2. "We do'not think there was any error in charging the jury to the effect that it was ordinarily the duty of passengers to make due inquiry of the proper railway authorities as. to whether a given train stops at the station rvhere they desire to go, and that trainmen should use diligence in warning passengers not to board or remain upon a wrong train.

*5953. We clo not think it was error for The court to charge the jury that “ when a railroad company ordinarily carries passengers upon its freight trains, if a passenger in good faith boards such' a train, and is not informed to the contrary before the train leaves, he becomes a passenger, and is entitled to ride to the first station, if there is nothing in the situation or condition of the train by which he might infer that it did not carry passengers.” There is certainly evidence tending to prove that the defendant was in the habit of selling tickets for regular freight trains.
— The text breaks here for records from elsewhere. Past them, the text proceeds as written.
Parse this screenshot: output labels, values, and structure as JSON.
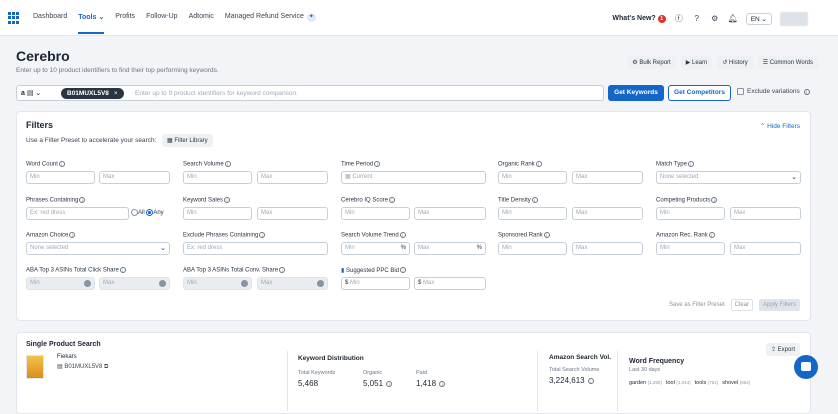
{
  "nav": {
    "items": [
      "Dashboard",
      "Tools",
      "Profits",
      "Follow-Up",
      "Adtomic",
      "Managed Refund Service"
    ],
    "active": "Tools",
    "whats_new": "What's New?",
    "whats_new_count": "1",
    "language": "EN"
  },
  "header": {
    "title": "Cerebro",
    "subtitle": "Enter up to 10 product identifiers to find their top performing keywords.",
    "buttons": [
      "Bulk Report",
      "Learn",
      "History",
      "Common Words"
    ]
  },
  "search": {
    "marketplace": "a",
    "chip": "B01MUXL5V8",
    "placeholder": "Enter up to 9 product identifiers for keyword comparison.",
    "get_keywords": "Get Keywords",
    "get_competitors": "Get Competitors",
    "exclude_variations": "Exclude variations"
  },
  "filters": {
    "title": "Filters",
    "hide": "Hide Filters",
    "preset_text": "Use a Filter Preset to accelerate your search:",
    "library": "Filter Library",
    "labels": {
      "word_count": "Word Count",
      "search_volume": "Search Volume",
      "time_period": "Time Period",
      "organic_rank": "Organic Rank",
      "match_type": "Match Type",
      "phrases_containing": "Phrases Containing",
      "keyword_sales": "Keyword Sales",
      "cerebro_iq": "Cerebro IQ Score",
      "title_density": "Title Density",
      "competing_products": "Competing Products",
      "amazon_choice": "Amazon Choice",
      "exclude_phrases": "Exclude Phrases Containing",
      "sv_trend": "Search Volume Trend",
      "sponsored_rank": "Sponsored Rank",
      "amazon_rec_rank": "Amazon Rec. Rank",
      "aba_click": "ABA Top 3 ASINs Total Click Share",
      "aba_conv": "ABA Top 3 ASINs Total Conv. Share",
      "ppc_bid": "Suggested PPC Bid"
    },
    "ph": {
      "min": "Min",
      "max": "Max",
      "current": "Current",
      "none_selected": "None selected",
      "red_dress": "Ex: red dress",
      "ex_red_dress": "Ex: red dress",
      "all": "All",
      "any": "Any",
      "pct": "%",
      "dollar": "$"
    },
    "save_preset": "Save as Filter Preset",
    "clear": "Clear",
    "apply": "Apply Filters"
  },
  "single": {
    "title": "Single Product Search",
    "export": "Export",
    "brand": "Fiekars",
    "asin": "B01MUXL5V8",
    "kd_title": "Keyword Distribution",
    "kd_total_label": "Total Keywords",
    "kd_total": "5,468",
    "kd_organic_label": "Organic",
    "kd_organic": "5,051",
    "kd_paid_label": "Paid",
    "kd_paid": "1,418",
    "asv_title": "Amazon Search Vol.",
    "asv_label": "Total Search Volume",
    "asv_value": "3,224,613",
    "wf_title": "Word Frequency",
    "wf_sub": "Last 30 days",
    "words": [
      {
        "w": "garden",
        "n": "(1,290)"
      },
      {
        "w": "tool",
        "n": "(1,044)"
      },
      {
        "w": "tools",
        "n": "(761)"
      },
      {
        "w": "shovel",
        "n": "(664)"
      }
    ]
  }
}
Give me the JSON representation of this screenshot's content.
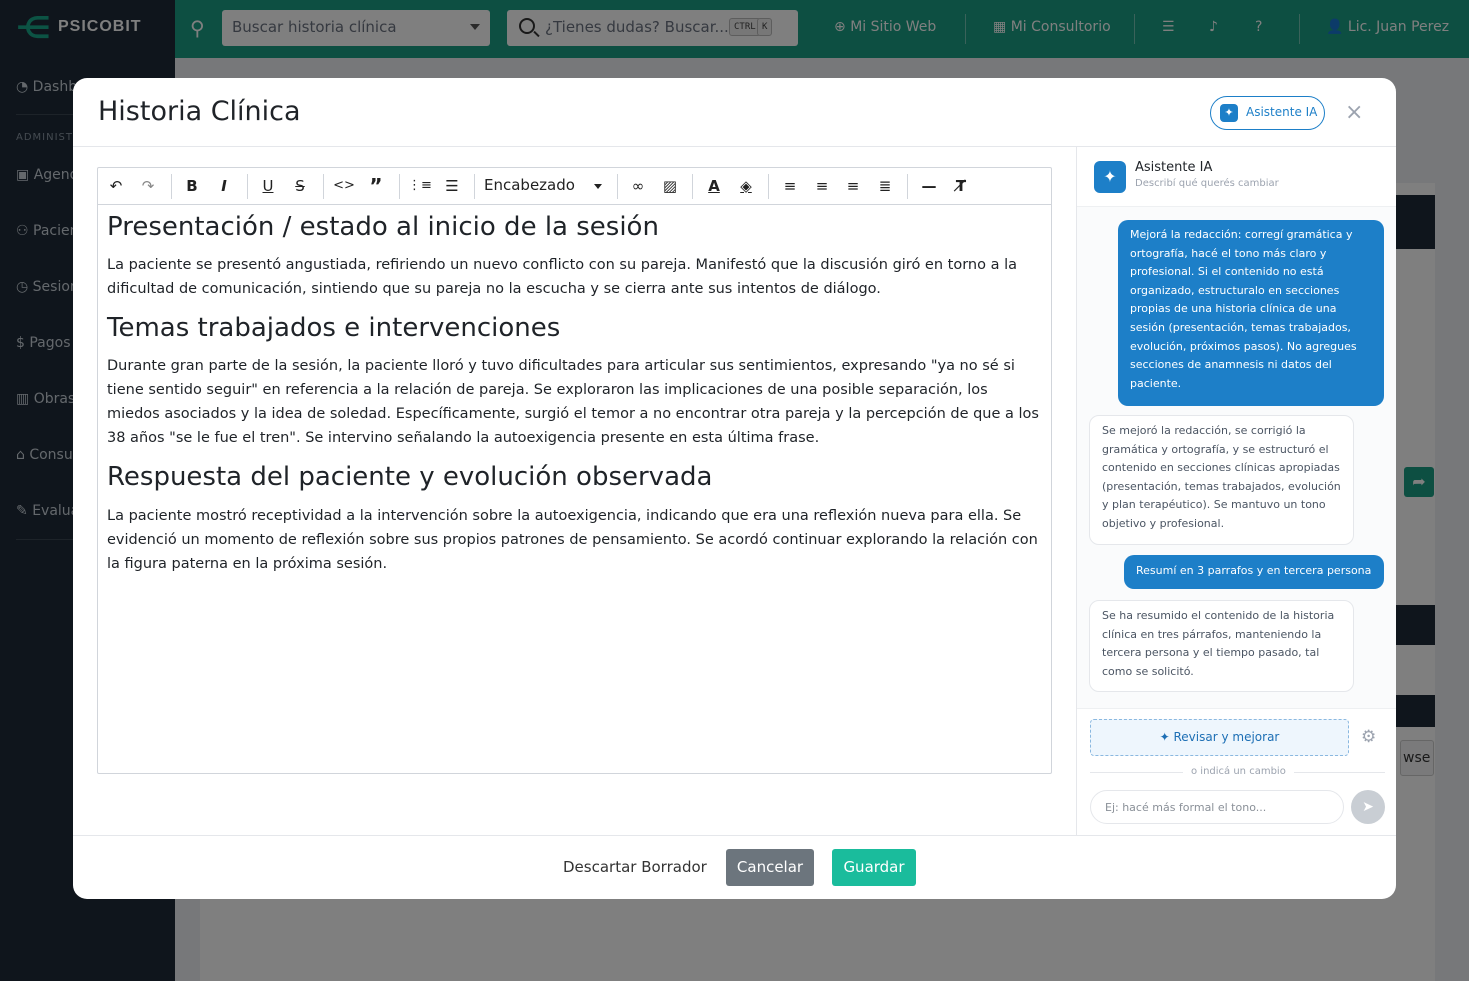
{
  "app": {
    "brand": "PSICOBIT",
    "search_placeholder": "Buscar historia clínica",
    "help_search_placeholder": "¿Tienes dudas? Buscar...",
    "kbd": [
      "CTRL",
      "K"
    ],
    "nav": {
      "site": "Mi Sitio Web",
      "office": "Mi Consultorio",
      "user": "Lic. Juan Perez"
    },
    "sidebar": {
      "section_heading": "ADMINIST",
      "items": [
        "Dashb",
        "Agend",
        "Pacien",
        "Sesion",
        "Pagos",
        "Obras",
        "Consu",
        "Evalua"
      ]
    },
    "bg_button_text": "wse"
  },
  "modal": {
    "title": "Historia Clínica",
    "ai_button_label": "Asistente IA",
    "close_label": "×"
  },
  "editor": {
    "heading_select": "Encabezado",
    "sections": [
      {
        "heading": "Presentación / estado al inicio de la sesión",
        "body": "La paciente se presentó angustiada, refiriendo un nuevo conflicto con su pareja. Manifestó que la discusión giró en torno a la dificultad de comunicación, sintiendo que su pareja no la escucha y se cierra ante sus intentos de diálogo."
      },
      {
        "heading": "Temas trabajados e intervenciones",
        "body": "Durante gran parte de la sesión, la paciente lloró y tuvo dificultades para articular sus sentimientos, expresando \"ya no sé si tiene sentido seguir\" en referencia a la relación de pareja. Se exploraron las implicaciones de una posible separación, los miedos asociados y la idea de soledad. Específicamente, surgió el temor a no encontrar otra pareja y la percepción de que a los 38 años \"se le fue el tren\". Se intervino señalando la autoexigencia presente en esta última frase."
      },
      {
        "heading": "Respuesta del paciente y evolución observada",
        "body": "La paciente mostró receptividad a la intervención sobre la autoexigencia, indicando que era una reflexión nueva para ella. Se evidenció un momento de reflexión sobre sus propios patrones de pensamiento. Se acordó continuar explorando la relación con la figura paterna en la próxima sesión."
      }
    ]
  },
  "footer": {
    "discard": "Descartar Borrador",
    "cancel": "Cancelar",
    "save": "Guardar"
  },
  "assistant": {
    "title": "Asistente IA",
    "subtitle": "Describí qué querés cambiar",
    "messages": [
      {
        "role": "user",
        "text": "Mejorá la redacción: corregí gramática y ortografía, hacé el tono más claro y profesional. Si el contenido no está organizado, estructuralo en secciones propias de una historia clínica de una sesión (presentación, temas trabajados, evolución, próximos pasos). No agregues secciones de anamnesis ni datos del paciente."
      },
      {
        "role": "assistant",
        "text": "Se mejoró la redacción, se corrigió la gramática y ortografía, y se estructuró el contenido en secciones clínicas apropiadas (presentación, temas trabajados, evolución y plan terapéutico). Se mantuvo un tono objetivo y profesional."
      },
      {
        "role": "user",
        "text": "Resumí en 3 parrafos y en tercera persona"
      },
      {
        "role": "assistant",
        "text": "Se ha resumido el contenido de la historia clínica en tres párrafos, manteniendo la tercera persona y el tiempo pasado, tal como se solicitó."
      }
    ],
    "review_button": "Revisar y mejorar",
    "or_text": "o indicá un cambio",
    "input_placeholder": "Ej: hacé más formal el tono..."
  },
  "colors": {
    "accent": "#1d7fc8",
    "topbar": "#1a9e84",
    "save": "#1abc9c",
    "cancel": "#6c757d"
  }
}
4. We do not think the jury were misled by the portion of the charge which reads: “ Under our law, a conductor cannot put a passenger off his train except .at the usual stopping places, or near a dwelling house.” True, as contended, the statute authorized the conductor to eject a passenger refusing to pay his fare “ at any usual stopping place; or near any dwelling house.” E. S. sec. 1818; Phettiplace v. N. P. R. Co. 84 Wis. 412. But this statute, by necessary implication, prohibits the forcible ejection of such passenger at other places. Patry v. C., St. P., M. & O. R. Co. 11 Wis. 218.

5. Exception is taken because in charging the jury on the subject of damages the court told them, in effect, that they might, among the other things therein mentioned, “ take into consideration the plaintiff’s personal inconvenience, loss of time,” etc. In support of such exception counsel rely upon what was said by our late Brother Orton in Jenson v. C., St. P., M. & C. R. Co. 86 Wis. 589, 597.- But, as it "was held in that case that the plaintiff had no cause of action whatever, it is very obvious that the question of damages was not involved, and, of course, could not have been decided. In a cáse like this, inconvenience ” is certainly a permissible element of damage. Brown v. C., M. & St. P. R. Co. 54 Wis. 342; McNamara v. Clintonville, 62 Wis. 212; Hobbs v. L. & S. W. R. Co. L. R. 10 Q. B. 111, as modified by McMahon v. Meld, 1 Q. B. Div. 591.

As to the place where one refusing to pay fare may be ejected from a train, see note to Burch v. B. & P. B. Co. (3 D. O. App. Cas. 346) in 26 L. R. A. 129. — Rep.

There seems to be no other question in the case of sufficient importance to call for consideration.

By the Court..— The judgment of the circuit court is affirmed.